I’ll never forget the first time I saw The Room, arguably the worst movie ever made. (It’s up against Manos: The Hands of Fate, a spectacularly bad movie.) I was in college and a friend was talking about this terrible movie playing at a theater in Fairfax, going on and on about how bad it was. Everyone looked at me, known Purveyor of Bad Movies and hostess of monthly Trashterpiece Classics screenings, where I subjected a willing audience to the worst movies I could find, like Meet The Feebles— puppet porn from Peter Jackson, you really shouldn’t miss it—and Fire & Ice, a German movie about ski dancing. So, of course, I had to go see this movie that was, “No seriously, WAY worse than you can imagine.”
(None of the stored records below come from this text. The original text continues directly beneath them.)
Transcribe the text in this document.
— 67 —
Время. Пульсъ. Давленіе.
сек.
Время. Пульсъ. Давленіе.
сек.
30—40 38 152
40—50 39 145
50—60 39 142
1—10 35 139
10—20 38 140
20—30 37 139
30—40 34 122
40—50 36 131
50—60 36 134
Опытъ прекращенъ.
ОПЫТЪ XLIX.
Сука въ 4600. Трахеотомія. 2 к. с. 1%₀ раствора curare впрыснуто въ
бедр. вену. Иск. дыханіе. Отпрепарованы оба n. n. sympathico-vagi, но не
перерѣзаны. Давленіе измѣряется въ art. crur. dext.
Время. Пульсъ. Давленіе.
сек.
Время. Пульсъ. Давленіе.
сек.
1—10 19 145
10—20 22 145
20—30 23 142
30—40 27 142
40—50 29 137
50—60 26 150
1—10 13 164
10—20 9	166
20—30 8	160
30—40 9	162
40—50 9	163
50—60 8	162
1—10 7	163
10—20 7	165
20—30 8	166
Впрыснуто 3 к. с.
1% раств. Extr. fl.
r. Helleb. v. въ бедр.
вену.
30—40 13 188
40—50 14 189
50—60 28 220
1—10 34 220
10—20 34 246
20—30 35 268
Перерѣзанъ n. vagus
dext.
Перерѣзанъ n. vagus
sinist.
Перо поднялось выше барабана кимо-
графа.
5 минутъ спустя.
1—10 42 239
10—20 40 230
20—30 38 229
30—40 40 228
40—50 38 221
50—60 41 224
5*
It was, indeed, WAY worse than I could imagine—so bad the theater wouldn’t refund walk outs and pulled it almost immediately. The nicest thing you can say about The Room is that it’s earnest—writer/director/producer/star Tommy Wiseau genuinely wanted to make a movie, he just had no f*cking clue how to do it. (Wiseau now claims he meant to make The Room so terrible, but he clearly did not, if you remember the early days of The Room gaining cult status.) A movie this bad is destined for cult devotion, and sure enough, The Room has joined Manos and Space Mutiny and the works of Len Kabasinski as the subject of a devoted cult film fandom. There have been RiffTrax screenings and Rocky Horror Picture Show-style audience participation, and then, in 2013 there was a book, The Disaster Artist. Co-written by The Room star Greg Sestero, it paints an entertaining and illuminating picture of not only the making of the movie, but of Wiseau himself.
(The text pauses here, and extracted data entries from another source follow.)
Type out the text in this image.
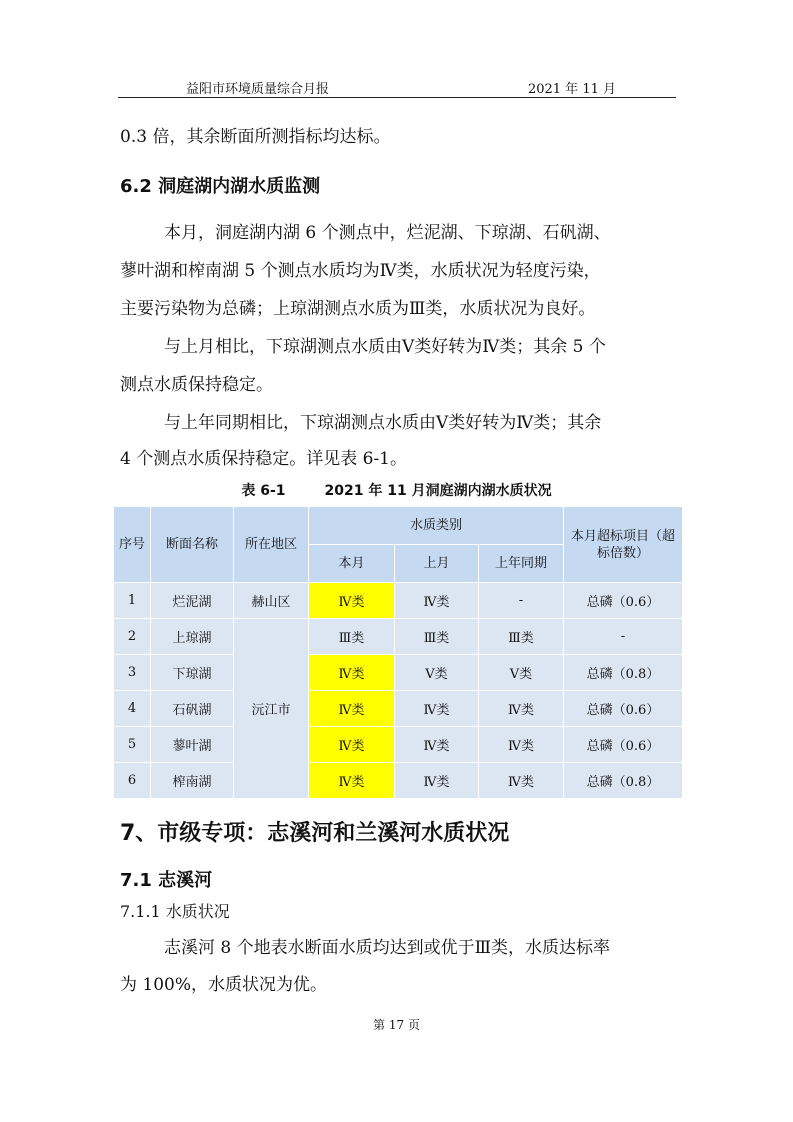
益阳市环境质量综合月报	2021 年 11 月
0.3 倍，其余断面所测指标均达标。
6.2 洞庭湖内湖水质监测
本月，洞庭湖内湖 6 个测点中，烂泥湖、下琼湖、石矾湖、
蓼叶湖和榨南湖 5 个测点水质均为Ⅳ类，水质状况为轻度污染，
主要污染物为总磷；上琼湖测点水质为Ⅲ类，水质状况为良好。
与上月相比，下琼湖测点水质由Ⅴ类好转为Ⅳ类；其余 5 个
测点水质保持稳定。
与上年同期相比，下琼湖测点水质由Ⅴ类好转为Ⅳ类；其余
4 个测点水质保持稳定。详见表 6-1。
表 6-1        2021 年 11 月洞庭湖内湖水质状况
序号	断面名称	所在地区	水质类别			本月超标项目（超标倍数）
			本月	上月	上年同期	
1	烂泥湖	赫山区	Ⅳ类	Ⅳ类	-	总磷（0.6）
2	上琼湖	沅江市	Ⅲ类	Ⅲ类	Ⅲ类	-
3	下琼湖		Ⅳ类	Ⅴ类	Ⅴ类	总磷（0.8）
4	石矾湖		Ⅳ类	Ⅳ类	Ⅳ类	总磷（0.6）
5	蓼叶湖		Ⅳ类	Ⅳ类	Ⅳ类	总磷（0.6）
6	榨南湖		Ⅳ类	Ⅳ类	Ⅳ类	总磷（0.8）
7、市级专项：志溪河和兰溪河水质状况
7.1 志溪河
7.1.1 水质状况
志溪河 8 个地表水断面水质均达到或优于Ⅲ类，水质达标率
为 100%，水质状况为优。
第 17 页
And now we have The Disaster Artist, a movie about the making of one of the worst movies of all time. It’s from Seth Rogen and James Franco, who directs the film and also stars as Wiseau. The teaser trailer is here and GODDAMN does it look GOOD. “Oh hi Mark” is one of the most famous (bad) line readings in modern film, and Franco nails it, and Wiseau’s vaguely-Eastern-European-but-not-quite-anything accent. Rogen and his creative partner, Evan Goldberg, are involved as producers, and Rogen also stars as Sandy Schklair, The Room’s script supervisor and maybe uncredited director.
If you think The Disaster Artist is just a James Franco lark—no. It’s distributed by A24 with a release date set in December. A24 previously guided Ex Machina and Moonlight to Oscar glory, and it’s also supporting A Ghost Story this year. They’re a serious player in prestige fare, and they’re setting up The Disaster Artist with a prime award season slot. And the cast is bonkers, including not only Rogen and Franco, but Dave Franco (as Greg Sestero), Alison Brie, Bryan Cranston, Sharon Stone, Kristen Bell, and Zac Efron, plus a ton of people playing themselves, like Lizzy Caplan and JJ Abrams.
I fully expect to see The Disaster Artist on the fall festival circuit, and I can’t wait to see what kind of Oscar campaign it mounts. The Room has a lot of Academy fans, and Hollywood can’t resist movies about movies, even when they’re bad movies. I really want to live in a world where a movie like The Disaster Artist goes up against a boring history lecture like Dunkirk.